This chapter covers method for finding the pronunciation of a word. This is either by a lexicon (a large list of words and their pronunciations) or by some method of letter to sound rules.

Word pronunciations

A pronunciation in Festival requires not just a list of phones but also a syllabic structure. In some languages the syllabic structure is very simple and well defined and can be unambiguously derived from a phone string. In English however this may not always be the case (compound nouns being the difficult case).

The lexicon structure that is basically available in Festival takes both a word and a part of speech (and arbitrary token) to find the given pronunciation. For English this is probably the optimal form, although there exist homographs in the language, the word itself and a fairly broad part of speech tag will mostly identify the proper pronunciation.

An example entry is

 (((f @ ) 0) ((t o g) 1) ((r @ f) 0) ((ii) 0)))

Not that in addition to explicit marking of syllables a stress value is also given (0 or 1). In some languages lexical is fully predictable, in others highly irregular. In some this field may be more appropriately used for an other purpose, e.g. tone type in Chinese.

There may be other languages which require a more complex (less complex) format and the decision to use some other format rather than this one is up to you.

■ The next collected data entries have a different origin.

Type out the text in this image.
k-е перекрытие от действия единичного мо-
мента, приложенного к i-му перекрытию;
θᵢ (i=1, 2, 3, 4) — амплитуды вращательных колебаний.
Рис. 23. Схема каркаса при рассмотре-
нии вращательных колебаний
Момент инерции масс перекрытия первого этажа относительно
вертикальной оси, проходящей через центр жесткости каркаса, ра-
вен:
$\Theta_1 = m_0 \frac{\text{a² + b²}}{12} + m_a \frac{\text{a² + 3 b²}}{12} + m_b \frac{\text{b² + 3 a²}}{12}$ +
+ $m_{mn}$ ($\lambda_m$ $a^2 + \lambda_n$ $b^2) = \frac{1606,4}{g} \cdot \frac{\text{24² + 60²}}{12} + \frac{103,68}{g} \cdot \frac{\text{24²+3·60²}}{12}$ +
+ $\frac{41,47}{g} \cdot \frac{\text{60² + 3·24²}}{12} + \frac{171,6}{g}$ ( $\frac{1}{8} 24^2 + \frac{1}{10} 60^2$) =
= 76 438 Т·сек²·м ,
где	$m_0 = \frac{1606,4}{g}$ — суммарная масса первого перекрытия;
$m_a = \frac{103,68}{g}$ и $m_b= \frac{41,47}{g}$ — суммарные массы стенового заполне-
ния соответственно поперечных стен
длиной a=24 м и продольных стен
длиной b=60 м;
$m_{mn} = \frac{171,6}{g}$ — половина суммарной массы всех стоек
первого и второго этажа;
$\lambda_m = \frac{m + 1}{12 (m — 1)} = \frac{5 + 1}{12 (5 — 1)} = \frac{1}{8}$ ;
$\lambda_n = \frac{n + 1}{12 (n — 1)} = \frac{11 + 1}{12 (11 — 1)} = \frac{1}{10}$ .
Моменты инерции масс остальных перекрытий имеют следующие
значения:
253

Currently there is only residual support for morphological analysis in Festival. A finite state transducer based analyzer for English based on the work in [ritchie92] is included in festival/lib/engmorph.scm and festival/lib/engmorphsyn.scm. But this should be considered experimental at best. Give the lack of such an analyzer our lexicons need to list not only based forms of words but also all their morphological variants. This is (more or less) acceptable in languages such as English or French but which languages with richer morphology such as German it may seem an unnecessary requirement. Agglutenative languages such as Finnish and Turkish this appears to be even more a restriction. This is probably true but this current restriction not necessary hopeless. We have successfully build very good letter-to-sound rules for German, a language with a rich morphology which allows the system to properly predict pronunciations of morphological variants of root words it has not seen before. We have not yet done any experiments with Finnish or Turkish but see this technique would work, (though of course developing a properly morphological analyzer would be better).